Outside of the entry veranda at the top of the hill she halted. She stared at the forest. He stopped walking and wondered what held her back. She had scrawny and saggy muscles flabbing from her otherwise skinny limbs. Her black hair was oily and matted. What alarmed him more was her breath and her eyes. Her tiny hunched chest spasmed and shuddered asthmatically. Her irises flicked back and forth over the receding valley. Her wide eyes with dark bags underneath grabbed, snatched those beautiful green trees, the bushy oaks, the fuzzy douglas firs, the vermillion douglas firs deeply nourishingly bluish green. She took a big breath through her mouth and reposed.
“It’s lovely outside.”
“Jenny.”
“Yes sir?”
“If it’s alright with you, I’d like to take you to New York.”
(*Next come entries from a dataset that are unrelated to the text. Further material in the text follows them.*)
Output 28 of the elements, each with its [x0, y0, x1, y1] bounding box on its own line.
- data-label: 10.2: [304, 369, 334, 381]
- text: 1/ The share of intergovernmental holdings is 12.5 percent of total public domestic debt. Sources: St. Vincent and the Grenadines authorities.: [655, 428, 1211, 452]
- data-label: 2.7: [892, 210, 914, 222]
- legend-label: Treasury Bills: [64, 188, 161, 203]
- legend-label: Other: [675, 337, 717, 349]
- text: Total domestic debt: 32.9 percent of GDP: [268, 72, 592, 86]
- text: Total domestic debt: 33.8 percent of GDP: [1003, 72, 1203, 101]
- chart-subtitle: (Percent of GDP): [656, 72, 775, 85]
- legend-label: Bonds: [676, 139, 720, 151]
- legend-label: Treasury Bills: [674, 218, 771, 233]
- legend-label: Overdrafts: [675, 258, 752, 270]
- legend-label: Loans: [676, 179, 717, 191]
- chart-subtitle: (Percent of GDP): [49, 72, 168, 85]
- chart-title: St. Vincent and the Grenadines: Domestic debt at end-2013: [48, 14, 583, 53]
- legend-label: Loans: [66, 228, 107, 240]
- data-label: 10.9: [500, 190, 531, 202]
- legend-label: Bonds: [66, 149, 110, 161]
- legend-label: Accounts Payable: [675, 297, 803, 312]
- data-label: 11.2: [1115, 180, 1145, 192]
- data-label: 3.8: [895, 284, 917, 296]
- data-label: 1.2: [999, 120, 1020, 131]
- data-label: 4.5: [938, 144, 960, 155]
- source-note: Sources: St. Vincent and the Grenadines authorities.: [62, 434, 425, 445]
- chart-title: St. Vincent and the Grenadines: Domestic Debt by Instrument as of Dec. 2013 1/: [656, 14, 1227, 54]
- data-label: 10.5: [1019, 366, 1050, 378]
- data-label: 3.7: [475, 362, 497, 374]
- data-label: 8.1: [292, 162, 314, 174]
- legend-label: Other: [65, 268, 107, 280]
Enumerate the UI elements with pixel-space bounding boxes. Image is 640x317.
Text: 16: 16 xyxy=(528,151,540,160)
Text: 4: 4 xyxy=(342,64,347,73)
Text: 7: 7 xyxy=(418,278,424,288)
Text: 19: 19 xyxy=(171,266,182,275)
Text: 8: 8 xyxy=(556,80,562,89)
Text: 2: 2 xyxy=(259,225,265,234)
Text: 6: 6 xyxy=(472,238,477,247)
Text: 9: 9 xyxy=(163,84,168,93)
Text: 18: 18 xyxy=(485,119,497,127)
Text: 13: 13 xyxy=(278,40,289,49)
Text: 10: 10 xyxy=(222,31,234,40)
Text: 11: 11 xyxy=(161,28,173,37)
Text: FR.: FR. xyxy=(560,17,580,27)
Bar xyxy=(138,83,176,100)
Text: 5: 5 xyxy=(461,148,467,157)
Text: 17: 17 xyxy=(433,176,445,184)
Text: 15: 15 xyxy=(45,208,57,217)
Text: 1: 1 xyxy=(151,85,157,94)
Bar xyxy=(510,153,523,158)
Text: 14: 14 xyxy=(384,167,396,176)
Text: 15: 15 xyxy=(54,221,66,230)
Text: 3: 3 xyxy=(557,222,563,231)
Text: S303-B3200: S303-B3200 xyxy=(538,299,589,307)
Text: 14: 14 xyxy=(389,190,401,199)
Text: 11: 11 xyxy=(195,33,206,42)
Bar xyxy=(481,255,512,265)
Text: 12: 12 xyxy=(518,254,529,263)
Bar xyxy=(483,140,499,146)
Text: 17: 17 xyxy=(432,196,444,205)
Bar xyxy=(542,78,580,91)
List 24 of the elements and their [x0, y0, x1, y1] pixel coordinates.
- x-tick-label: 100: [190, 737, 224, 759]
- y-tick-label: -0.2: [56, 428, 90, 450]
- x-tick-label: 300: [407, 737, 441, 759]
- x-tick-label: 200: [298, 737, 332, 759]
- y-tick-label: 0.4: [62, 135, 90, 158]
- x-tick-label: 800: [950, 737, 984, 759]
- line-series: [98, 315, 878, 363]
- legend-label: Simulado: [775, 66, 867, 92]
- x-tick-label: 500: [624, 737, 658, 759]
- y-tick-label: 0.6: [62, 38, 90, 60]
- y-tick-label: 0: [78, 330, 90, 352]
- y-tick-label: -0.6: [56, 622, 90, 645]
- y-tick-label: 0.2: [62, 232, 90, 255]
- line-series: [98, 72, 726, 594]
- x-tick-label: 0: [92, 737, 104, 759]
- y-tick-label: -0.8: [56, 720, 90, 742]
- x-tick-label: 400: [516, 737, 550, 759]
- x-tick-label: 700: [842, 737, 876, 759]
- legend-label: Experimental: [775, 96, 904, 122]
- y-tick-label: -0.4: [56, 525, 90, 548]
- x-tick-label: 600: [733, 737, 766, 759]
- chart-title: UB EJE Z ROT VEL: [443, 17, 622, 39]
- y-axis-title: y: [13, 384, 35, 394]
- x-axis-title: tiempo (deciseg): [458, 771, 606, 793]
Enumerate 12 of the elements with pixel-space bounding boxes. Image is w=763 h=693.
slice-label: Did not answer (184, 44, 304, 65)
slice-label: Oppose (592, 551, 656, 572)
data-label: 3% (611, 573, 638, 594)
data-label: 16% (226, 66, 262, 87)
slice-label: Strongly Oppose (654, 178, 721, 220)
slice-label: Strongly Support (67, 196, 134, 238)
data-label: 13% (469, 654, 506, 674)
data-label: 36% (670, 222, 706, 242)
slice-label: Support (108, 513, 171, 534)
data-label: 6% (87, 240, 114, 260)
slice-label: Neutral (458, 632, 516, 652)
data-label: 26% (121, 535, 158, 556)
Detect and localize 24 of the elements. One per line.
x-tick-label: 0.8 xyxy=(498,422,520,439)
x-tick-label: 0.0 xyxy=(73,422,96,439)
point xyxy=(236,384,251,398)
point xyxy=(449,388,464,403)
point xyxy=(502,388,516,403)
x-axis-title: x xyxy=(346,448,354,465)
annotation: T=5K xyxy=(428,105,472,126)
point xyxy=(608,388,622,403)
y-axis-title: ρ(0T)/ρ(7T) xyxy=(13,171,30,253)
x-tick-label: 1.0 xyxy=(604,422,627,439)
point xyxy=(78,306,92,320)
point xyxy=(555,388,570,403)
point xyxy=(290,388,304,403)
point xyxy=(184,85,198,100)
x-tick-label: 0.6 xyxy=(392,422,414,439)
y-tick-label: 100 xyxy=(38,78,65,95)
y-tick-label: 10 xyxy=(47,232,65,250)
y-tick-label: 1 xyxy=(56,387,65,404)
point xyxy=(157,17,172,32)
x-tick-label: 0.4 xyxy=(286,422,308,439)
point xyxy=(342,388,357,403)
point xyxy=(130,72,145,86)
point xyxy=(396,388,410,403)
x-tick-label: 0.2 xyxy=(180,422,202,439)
She overlapped her own thoughts out loud as she processed. “Why- What’s in New Yor- I know the Statue of Liber- ‘s there anything else there?”
“Lights, movies, parks, zoos, bands, all kinds of things.”
“Alright!” She started down the hill, her bobbing a little higher.
“By the way I sent your Mom some of the comics I made. Did you ever read them?”
“I read all of them!” She spoke with giddy enchantment. “They’re awesome!”
“Oh shi- sheesh, ah,” He grinned meekly. “That means a lot.”
"Wait, you’re the guy who- You made the X-ana comics?” She pronounced the ‘x’ like ‘ks’ She ran to him and shouted “You’re the coolest person ever! You’re my Dad!”
She whooped all the way down the hill to the car.